M 393C Gibbs Measures & Random Graphs (54495)
Dr. Lewis Bowen
MWF 12 - 1pm
This course is on random processes (such as random walks, percolation, uniform spanning trees, the Ising model) on graphs, usually Cayley graphs of groups. The emphasis is on how geometry (or geometric group theory) plays a role in the qualitative aspects of the process. For example, amenable Cayley graphs admit at most one infinite Bernoulli percolation cluster, but non-amenable Cayley graphs can admit infinitely many.
Part of the course will consist of student lectures. I will provide additional materials and coaching to help students with their lectures.

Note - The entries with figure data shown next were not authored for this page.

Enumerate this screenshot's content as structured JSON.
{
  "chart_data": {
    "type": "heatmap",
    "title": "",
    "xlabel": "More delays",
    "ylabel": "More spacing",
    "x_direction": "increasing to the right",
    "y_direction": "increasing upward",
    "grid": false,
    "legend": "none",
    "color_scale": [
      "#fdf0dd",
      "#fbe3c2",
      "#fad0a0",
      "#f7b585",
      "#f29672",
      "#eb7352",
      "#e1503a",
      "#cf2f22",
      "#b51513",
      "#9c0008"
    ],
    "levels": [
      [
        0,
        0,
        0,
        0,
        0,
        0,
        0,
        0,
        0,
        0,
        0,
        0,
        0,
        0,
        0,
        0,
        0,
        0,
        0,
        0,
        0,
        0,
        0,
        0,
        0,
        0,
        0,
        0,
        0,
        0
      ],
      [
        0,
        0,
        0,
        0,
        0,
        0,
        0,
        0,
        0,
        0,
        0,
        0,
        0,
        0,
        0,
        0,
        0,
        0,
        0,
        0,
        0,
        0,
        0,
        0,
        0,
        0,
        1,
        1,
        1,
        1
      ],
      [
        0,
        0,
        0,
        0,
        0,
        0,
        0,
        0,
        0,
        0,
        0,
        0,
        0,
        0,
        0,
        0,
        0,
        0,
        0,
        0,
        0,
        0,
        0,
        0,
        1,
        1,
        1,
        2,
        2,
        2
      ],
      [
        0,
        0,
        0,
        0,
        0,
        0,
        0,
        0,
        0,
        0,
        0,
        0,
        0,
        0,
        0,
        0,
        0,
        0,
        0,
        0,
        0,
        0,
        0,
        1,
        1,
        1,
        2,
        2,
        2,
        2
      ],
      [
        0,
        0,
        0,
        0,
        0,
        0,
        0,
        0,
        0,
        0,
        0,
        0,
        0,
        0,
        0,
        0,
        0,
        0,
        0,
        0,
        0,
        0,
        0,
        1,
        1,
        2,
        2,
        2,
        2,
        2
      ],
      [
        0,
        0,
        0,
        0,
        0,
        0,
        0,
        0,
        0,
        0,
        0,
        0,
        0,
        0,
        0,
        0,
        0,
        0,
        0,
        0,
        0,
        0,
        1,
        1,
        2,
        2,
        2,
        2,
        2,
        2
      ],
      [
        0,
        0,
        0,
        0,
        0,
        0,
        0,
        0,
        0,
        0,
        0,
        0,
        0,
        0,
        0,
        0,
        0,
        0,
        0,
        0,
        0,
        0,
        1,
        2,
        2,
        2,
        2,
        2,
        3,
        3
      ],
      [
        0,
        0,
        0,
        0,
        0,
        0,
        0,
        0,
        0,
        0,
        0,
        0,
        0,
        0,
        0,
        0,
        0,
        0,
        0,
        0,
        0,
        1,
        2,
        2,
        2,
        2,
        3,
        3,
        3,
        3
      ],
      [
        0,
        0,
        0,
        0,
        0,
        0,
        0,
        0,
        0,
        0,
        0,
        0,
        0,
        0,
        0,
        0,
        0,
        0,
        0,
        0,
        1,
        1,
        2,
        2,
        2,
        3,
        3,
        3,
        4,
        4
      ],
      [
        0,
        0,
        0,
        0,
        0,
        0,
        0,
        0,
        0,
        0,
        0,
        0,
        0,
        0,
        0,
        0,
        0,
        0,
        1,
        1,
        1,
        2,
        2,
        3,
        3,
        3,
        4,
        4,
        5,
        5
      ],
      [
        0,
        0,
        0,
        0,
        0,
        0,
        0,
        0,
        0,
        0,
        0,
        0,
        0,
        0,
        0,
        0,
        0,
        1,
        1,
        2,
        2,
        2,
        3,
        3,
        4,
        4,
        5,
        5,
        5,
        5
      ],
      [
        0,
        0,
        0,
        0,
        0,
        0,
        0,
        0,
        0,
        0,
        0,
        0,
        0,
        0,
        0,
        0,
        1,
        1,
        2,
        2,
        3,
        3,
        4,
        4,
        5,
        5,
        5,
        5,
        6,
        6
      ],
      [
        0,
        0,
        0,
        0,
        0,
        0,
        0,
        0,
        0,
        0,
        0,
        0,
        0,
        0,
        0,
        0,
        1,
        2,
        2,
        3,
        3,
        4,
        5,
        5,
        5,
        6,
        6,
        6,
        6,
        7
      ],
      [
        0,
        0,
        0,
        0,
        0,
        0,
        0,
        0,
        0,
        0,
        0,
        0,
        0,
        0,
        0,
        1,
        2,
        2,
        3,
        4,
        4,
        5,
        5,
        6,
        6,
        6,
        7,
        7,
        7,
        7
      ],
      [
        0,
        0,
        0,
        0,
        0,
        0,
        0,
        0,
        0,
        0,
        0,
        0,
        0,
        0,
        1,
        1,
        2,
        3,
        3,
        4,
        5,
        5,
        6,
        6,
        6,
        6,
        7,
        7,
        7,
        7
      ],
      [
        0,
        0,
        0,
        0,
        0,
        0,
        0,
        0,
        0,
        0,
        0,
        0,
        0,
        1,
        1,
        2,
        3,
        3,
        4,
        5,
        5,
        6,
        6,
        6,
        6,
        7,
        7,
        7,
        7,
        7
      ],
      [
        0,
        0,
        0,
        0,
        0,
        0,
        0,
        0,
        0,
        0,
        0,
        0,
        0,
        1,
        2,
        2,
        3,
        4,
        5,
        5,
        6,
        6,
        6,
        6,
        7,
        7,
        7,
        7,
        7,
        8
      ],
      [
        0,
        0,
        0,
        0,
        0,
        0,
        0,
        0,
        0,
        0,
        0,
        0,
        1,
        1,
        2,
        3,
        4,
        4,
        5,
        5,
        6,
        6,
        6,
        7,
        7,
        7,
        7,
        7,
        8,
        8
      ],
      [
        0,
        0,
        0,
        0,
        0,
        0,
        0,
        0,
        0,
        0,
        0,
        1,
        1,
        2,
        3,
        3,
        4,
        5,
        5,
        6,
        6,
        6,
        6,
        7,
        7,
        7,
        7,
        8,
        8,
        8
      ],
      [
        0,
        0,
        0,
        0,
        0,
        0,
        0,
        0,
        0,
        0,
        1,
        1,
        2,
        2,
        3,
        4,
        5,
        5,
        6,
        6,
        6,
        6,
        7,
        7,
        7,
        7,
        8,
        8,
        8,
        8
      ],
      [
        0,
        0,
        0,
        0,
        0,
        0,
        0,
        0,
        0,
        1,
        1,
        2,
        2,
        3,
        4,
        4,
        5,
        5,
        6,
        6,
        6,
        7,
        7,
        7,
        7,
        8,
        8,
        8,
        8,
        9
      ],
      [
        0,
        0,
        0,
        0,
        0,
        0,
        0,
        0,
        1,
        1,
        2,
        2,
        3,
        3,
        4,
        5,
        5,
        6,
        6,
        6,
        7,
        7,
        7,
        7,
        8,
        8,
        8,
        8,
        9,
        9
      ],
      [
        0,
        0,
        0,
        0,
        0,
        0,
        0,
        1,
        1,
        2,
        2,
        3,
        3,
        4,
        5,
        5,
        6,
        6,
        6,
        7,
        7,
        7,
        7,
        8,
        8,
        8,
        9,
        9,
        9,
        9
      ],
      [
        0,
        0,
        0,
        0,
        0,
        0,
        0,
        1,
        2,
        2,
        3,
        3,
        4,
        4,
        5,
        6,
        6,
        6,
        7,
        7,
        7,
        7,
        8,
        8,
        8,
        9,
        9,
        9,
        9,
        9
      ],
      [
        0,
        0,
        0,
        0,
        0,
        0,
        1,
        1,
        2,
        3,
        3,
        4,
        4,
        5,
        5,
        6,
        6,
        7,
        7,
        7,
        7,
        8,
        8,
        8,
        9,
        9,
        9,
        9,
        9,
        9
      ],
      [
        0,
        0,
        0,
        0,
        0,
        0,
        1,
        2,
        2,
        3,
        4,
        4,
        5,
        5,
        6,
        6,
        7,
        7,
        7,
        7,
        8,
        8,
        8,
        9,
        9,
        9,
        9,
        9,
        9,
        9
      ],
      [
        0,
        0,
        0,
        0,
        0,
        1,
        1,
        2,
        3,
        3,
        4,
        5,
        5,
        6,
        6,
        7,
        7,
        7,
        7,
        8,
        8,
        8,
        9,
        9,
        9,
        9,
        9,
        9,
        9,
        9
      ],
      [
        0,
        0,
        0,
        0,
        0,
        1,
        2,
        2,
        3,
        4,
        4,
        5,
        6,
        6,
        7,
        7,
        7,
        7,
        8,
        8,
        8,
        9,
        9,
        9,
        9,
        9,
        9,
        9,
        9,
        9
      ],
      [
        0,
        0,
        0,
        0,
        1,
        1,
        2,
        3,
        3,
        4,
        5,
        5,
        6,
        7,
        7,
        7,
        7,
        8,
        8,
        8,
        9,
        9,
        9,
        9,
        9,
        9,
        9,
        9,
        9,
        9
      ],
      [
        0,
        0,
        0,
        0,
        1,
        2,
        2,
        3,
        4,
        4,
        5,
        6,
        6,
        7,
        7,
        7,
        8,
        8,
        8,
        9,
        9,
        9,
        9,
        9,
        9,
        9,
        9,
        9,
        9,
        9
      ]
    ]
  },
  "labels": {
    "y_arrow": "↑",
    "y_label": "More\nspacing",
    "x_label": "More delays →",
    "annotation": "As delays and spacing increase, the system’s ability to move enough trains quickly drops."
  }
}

Some useful (but not required) references include:
2) N. Alon and J. Spencer, The probabilistic method, 3rd Edition, Wiley, 2008.
3) Itai Benjamini and Oded Schramm. Percolation beyond Zd, many questions and a few answers [mr1423907]. In Selected works of Oded Schramm. Volume 1, 2, Sel. Works Probab. Stat., pages 679–690. Springer, New York, 2011.
4) Itai Benjamini, Russell Lyons, Yuval Peres, and Oded Schramm. Uniform spanning forests. Ann. Probab., 29(1):1–65, 2001.
5) N. C. Wormald. Models of random regular graphs. In Surveys in combinatorics, 1999 (Canterbury), volume 267 of London Math. Soc. Lecture Note Ser., pages 239–298. Cambridge Univ. Press, Cambridge, 1999.
Basic knowledge of probability theory is necessary. No knowledge of amenability or geometric group theory will be assumed.